YieldStreet brings new opportunities to smaller investors
Milind Mehere knows what it’s like to be close to a solid investment opportunity and not be allowed to take part, so he and his cofounders set out to make those great opportunities available to other investors like them. Mr. Mehere is co-founder and the CEO of YieldStreet, an asset-based investment platform making previously unavailable investments an option for more people.
Mr. Mehere said he has always been interested in technology. In 2006 he cofounded Yodle, a local online marketing company that he helped scale to $235 million in revenue before it was acquired by Web.com for $342 million. Earlier in his career he worked in enterprise software.
As he became more successful Mr. Mehere knew he was becoming overexposed to the stock market, something the 2008 crisis and the dot com crash warned him to avoid.
“I was very passionate about trying to find non-correlated assets,” he recalled. “The challenge was it was hard to access them.”
Mr. Mehere was drawn to real estate and beginning in 2010 he began spending weekends looking at different properties in the Northeast, an experience that confirmed how hard it was to gain access to the best ones.
“If the deal was good they expected a lot of money up front and as a passive investor that made me very uncomfortable,” Mr. Mehere said.
Rather than cut a $20,000 check to access one opportunity, what if you could use that amount to diversify across 30 deals? Mr. Mehere asked himself that question back in 2014 when consumer P2Ps, small business financing platforms and real estate companies were gaining footholds online.
What those sectors all had in common and what Mr. Mehere didn’t like, was they were very correlated to the stock market.
“We wanted to change how people create and preserve wealth,” Mr. Mehere said of him and cofounders Dennis Shields and Michael Weisz, whose collective experience included technology, data, investing, alternative lending, risk management and compliance.

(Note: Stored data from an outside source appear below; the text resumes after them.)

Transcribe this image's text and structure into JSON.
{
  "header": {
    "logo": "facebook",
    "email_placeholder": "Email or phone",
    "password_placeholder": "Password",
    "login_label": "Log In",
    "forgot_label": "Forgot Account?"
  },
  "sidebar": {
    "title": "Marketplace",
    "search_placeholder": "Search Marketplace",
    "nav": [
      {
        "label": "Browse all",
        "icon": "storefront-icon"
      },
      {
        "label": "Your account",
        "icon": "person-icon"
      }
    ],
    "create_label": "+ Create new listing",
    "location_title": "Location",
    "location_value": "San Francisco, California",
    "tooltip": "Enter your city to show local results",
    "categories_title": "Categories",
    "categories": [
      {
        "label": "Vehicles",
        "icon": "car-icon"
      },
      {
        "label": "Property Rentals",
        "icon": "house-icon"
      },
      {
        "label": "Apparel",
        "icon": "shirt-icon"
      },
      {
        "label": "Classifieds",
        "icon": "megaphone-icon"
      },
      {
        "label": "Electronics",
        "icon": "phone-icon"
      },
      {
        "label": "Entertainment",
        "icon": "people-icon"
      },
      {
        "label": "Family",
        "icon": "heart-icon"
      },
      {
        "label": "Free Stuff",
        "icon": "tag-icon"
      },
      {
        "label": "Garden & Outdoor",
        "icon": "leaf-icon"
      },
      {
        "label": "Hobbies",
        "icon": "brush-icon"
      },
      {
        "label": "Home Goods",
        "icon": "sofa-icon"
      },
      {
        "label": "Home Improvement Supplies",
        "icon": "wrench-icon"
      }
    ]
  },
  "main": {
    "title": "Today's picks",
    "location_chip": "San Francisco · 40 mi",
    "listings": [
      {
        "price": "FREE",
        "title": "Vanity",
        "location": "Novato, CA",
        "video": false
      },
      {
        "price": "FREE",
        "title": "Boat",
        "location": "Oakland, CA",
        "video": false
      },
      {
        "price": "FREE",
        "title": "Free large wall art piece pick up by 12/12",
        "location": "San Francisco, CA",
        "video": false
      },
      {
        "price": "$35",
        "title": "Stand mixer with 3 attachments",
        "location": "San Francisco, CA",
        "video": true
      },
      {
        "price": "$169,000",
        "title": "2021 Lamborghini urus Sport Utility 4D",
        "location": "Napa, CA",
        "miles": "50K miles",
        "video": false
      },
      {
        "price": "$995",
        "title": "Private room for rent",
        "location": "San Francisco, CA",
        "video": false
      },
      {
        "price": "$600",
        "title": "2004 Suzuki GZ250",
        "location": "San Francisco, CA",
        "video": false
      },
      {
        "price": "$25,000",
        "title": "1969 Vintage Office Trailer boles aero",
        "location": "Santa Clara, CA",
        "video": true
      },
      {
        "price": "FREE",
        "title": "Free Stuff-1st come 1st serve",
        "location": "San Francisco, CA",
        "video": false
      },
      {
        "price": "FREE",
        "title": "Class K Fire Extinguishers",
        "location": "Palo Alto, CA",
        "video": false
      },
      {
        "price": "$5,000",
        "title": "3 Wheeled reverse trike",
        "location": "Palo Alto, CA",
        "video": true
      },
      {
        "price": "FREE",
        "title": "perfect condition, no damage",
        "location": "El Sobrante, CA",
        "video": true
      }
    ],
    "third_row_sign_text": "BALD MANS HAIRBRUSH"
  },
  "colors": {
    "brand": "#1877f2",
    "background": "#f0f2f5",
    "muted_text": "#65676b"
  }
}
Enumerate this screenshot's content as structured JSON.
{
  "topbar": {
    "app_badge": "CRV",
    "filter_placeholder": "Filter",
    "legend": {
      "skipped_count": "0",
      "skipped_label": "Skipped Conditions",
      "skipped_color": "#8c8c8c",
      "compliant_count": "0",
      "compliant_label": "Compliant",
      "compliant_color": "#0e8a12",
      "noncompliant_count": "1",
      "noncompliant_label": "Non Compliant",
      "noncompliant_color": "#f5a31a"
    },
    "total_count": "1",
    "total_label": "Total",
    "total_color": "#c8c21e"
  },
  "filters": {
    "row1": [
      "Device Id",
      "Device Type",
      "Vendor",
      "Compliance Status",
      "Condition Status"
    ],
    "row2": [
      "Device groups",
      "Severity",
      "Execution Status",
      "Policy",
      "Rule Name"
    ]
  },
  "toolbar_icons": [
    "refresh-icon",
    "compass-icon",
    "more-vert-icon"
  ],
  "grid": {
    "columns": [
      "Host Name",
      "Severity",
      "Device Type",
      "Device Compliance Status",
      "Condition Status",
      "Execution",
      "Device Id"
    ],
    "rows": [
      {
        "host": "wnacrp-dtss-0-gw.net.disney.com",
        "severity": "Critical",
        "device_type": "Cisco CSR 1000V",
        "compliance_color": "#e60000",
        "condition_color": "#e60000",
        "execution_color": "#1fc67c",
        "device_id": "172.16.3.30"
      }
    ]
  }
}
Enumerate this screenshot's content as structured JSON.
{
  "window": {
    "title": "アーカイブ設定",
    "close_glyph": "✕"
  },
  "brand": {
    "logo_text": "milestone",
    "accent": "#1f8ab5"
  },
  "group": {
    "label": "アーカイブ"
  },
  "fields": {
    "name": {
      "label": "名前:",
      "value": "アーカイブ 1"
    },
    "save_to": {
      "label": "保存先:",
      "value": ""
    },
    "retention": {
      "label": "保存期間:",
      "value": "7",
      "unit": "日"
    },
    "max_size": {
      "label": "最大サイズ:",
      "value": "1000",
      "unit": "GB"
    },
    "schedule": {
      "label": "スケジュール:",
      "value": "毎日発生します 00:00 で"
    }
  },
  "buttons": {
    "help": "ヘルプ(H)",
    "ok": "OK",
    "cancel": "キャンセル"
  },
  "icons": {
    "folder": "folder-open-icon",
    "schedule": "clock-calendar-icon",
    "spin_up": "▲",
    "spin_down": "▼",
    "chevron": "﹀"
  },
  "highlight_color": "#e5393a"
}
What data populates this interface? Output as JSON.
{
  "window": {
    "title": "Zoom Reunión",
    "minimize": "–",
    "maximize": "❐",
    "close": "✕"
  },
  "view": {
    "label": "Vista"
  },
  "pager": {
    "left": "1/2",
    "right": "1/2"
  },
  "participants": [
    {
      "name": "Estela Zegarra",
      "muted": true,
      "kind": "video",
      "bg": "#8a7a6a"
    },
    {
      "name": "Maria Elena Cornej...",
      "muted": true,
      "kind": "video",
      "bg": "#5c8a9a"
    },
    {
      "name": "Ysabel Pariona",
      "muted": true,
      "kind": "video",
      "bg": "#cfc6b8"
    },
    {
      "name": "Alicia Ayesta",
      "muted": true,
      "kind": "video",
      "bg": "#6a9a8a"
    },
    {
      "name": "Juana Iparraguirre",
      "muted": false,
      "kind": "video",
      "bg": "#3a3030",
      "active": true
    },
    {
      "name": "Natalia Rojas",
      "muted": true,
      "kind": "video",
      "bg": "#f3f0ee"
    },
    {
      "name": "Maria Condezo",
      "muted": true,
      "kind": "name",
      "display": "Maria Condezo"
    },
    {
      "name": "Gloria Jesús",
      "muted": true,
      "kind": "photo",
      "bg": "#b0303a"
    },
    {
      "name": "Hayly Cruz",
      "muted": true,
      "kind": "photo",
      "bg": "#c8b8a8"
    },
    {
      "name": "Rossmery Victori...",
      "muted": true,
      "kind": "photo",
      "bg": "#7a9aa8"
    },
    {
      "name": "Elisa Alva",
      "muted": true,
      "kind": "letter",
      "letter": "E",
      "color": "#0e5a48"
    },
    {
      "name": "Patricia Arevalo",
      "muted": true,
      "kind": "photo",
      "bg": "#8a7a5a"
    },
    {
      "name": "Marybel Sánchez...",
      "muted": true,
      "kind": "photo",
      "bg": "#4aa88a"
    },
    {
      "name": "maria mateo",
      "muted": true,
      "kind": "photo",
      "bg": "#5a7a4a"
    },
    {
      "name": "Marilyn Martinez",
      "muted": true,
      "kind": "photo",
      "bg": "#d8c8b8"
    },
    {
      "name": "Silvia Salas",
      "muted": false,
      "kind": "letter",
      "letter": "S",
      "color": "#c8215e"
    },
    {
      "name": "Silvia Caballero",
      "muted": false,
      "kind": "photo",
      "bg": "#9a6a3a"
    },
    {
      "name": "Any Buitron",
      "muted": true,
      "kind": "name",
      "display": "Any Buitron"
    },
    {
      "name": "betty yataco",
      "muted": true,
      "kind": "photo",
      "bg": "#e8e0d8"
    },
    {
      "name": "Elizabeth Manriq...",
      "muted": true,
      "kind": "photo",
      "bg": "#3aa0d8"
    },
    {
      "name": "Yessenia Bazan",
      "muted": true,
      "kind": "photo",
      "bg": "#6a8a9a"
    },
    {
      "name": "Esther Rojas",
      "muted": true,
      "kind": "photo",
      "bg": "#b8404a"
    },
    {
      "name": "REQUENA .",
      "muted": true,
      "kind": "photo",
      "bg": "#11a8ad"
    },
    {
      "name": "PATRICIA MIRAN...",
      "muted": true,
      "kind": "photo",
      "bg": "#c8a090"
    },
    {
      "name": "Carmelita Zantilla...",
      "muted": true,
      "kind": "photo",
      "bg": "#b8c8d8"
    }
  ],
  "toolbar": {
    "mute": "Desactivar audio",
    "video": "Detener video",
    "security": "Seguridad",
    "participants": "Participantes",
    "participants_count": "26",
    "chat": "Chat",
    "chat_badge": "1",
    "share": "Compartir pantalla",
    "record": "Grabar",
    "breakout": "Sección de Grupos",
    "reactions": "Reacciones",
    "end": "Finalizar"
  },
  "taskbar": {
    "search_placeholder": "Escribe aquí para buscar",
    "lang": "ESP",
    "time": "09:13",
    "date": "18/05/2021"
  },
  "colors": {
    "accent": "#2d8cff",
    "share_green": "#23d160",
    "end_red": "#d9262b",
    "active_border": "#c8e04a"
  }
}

While Mr. Mehere experienced inefficiencies in his early real estate investment days, Mr. Weisz and Mr. Shields were turning away smaller investors from their fixed income fund because they couldn’t operationally support a large volume of investors.
They got together to create YieldStreet, a company that made previously unavailable investments an option for a wider base. YieldStreet launched in April 2015 with 80 investments across various asset classes. The idea has proven attractive to retail investors, from whom they have raised $240 million.
YieldStreet has invested in a variety of real estate portfolios, the financing of companies including law firms, pre-settlement plaintiff advances and even a loan to a professional athlete. Participants can opt in at a minimum of $5,000.
When deciding which opportunities to pursue, Mr. Mehere said YieldStreet follows a five-point thesis. The asset is not correlated to a broader market, while the asset base is backed by strong collateral, almost always senior secured debt. It should be originated and managed by experienced asset managers with their own skin in the game. The expected yield range should be between eight and 20 per cent and the time span must be less than 36 months in duration.
YieldStreet’s results have been strong so far, Mr. Mehere said. They have returned more than 100,000 individual payments and in excess of $80 million in principal and interest to investors. 15 of the original 80 investments have fully matured without a loss.
Litigation financing is an interesting area with plenty of growth potential, Mr. Mehere said. When plaintiffs get injured, the initial settlement offer is likely no more than 20 per cent of their claim, but if they can pursue the case they can get a much higher amount. Some plaintiffs choose to obtain litigation financing, which may help them increase their final settlement. YieldStreet works with litigation finance originators to create diversified portfolios of cases for investment on their platform.”